Melina Damian (BES ’17, MES ’19) is a committed environmentalist, animal lover and professional dancer. She holds two degrees from York, a bachelor’s and master’s of environmental studies from the Faculty of Environmental and Urban Change (formerly the Faculty of Environmental Studies) as well as a diploma in environmental education.
Melina has been an animal lover since she was young. When her father told her that plastic straws take hundreds of years to break down in the ocean, and in the process end up hurting a lot of marine creatures, especially sea turtles, she knew she wanted to do something to help.

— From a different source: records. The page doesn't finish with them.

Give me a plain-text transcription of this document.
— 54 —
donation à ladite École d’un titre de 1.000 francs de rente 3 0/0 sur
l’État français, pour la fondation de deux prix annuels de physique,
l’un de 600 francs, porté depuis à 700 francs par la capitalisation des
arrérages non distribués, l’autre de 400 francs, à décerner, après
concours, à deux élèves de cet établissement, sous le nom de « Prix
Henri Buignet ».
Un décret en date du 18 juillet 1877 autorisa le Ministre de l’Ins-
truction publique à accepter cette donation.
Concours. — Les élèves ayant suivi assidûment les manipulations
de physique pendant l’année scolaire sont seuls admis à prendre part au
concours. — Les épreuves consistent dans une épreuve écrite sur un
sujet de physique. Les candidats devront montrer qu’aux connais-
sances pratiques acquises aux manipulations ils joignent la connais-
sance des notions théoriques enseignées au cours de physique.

“After finding photos online of turtles with straws stuck in their nostrils and impacted by plastic pollution, I started to take the issue very seriously,” says Melina. Both Melina and her father swore off using plastic straws and the issue spurred her interest in the environment and conservation.
Melina was born and raised in Caracas, Venezuela, where she lived until she completed high school, moving to Canada at 17 to further her English studies. It wasn’t until after Melina had arrived in Canada that she learned she could pursue a degree in environmental studies.
"After finding photos online of turtles with straws stuck in their nostrils and impacted by plastic pollution, I started to take the issue very seriously."
She credits her supervisors Dr. Sheila Colla and Dr. Gail Fraser for their support throughout her undergraduate and master’s degrees. During her undergraduate degree, Melina was keen to start working in her field, and despite being qualified for jobs, she struggled to find paid opportunities because of her international student status.
It was thanks to Professor Colla that Melina was able to land her first paid work opportunity, first as a field assistant for Dr. Colla’s lab, and soon after in an environmental organization working as a laboratory technician for Wildlife Preservation Canada.
Both of her supervisors also supported her during a difficult time when she was completing her graduate degree. “In 2019, Venezuela was going through a very difficult moment politically and economically, so to be far from family and friends – some of whom were in the midst of the crisis back home – it was really tough. I’d spend days worrying about their safety, and organizing events with other Venezuelan students to raise awareness about the situation. Both Dr. Colla and Dr. Fraser really supported me,” she recounts.
Melina’s master’s research brought her to Costa Rica for three months with The Canadian Organization for Tropical Education and Rainforest Conservation, where she studied the threat of plastic pollution to marine turtles in an important nesting ground for endangered marine turtles in northeast Costa Rica. “Ten years after learning about the impacts of discarded plastic straws on sea turtles, I was out in the field working with them and conducting research on the effects of plastic pollution on these vulnerable species,” says Melina. “After many years, all the dots connected.”
Upon returning to Toronto, she worked on a research study with Professor Fraser on the incorporation of anthropogenic debris (that is, garbage) into birds’ nests at Tommy Thompson park in Toronto, which was later published in the Journal of Great Lakes Research.
Now as a working professional in the environmental field, Melina continues to speak out about the harms of plastic pollution at conferences, in guest lectures, and on social media. She encourages others to learn more about how this issue affects the environment.
“Based on my research, the main thing I would recommend for people is to always be aware that, unfortunately, even if we dispose of our waste correctly and recycle properly there's always a chance of plastics ending up in the natural environment. They can be blown away or transported by rainfall so it's better to reduce their use, rather than think that recycling is going to completely eliminate plastic pollution.”
Melina also strives to emphasize that plastic pollution goes beyond protecting turtles or birds. The issue also raises human health concerns and it’s tied to environmental racism.
“Plastics are a by-product of the fossil fuel industry. The production of plastics results in harmful emissions at all stages of their lifecycle, which are not only contributing to climate change but are also disproportionally impacting underserved communities,” explains Melina. “I would encourage everyone to learn about the effects of plastic pollution on human health, and to spread the word about how important it is to mitigate this problem.”
In her role as communications coordinator at Ontario Nature, she has experienced the power of social media to help advance environmental education and create change. Her role allows her to connect with the environmental community in a unique way, and she has learned how to convert complicated research into more easily digestible terms – a skill she’s also been able to apply to the class she teaches at Centennial College.
“Environmental studies is an interdisciplinary field, and the job opportunities are very broad. You could focus on politics or advocacy, education, art, environmental law, conservation science... There are so many options to choose from. I think that's one of the things that drew me to pursue two degrees in this field,” says Melina.
Melina recalls that when she graduated, she didn't know exactly what she wanted to work in, but she affirms how happy she is in her current roles. “I love what I do. Working in an environmental charity that focuses on protecting biodiversity is very rewarding. Also, I never knew how much I would love teaching until I tried it,” she explains. “Sometimes you won’t discover the perfect job until after you're in it. I would encourage future graduates to always believe in themselves and pursue their dreams. There will always be barriers along the way, but there will also be many people ready to lend a hand. And the best part is that the possibilities to find a rewarding career in this field are endless.”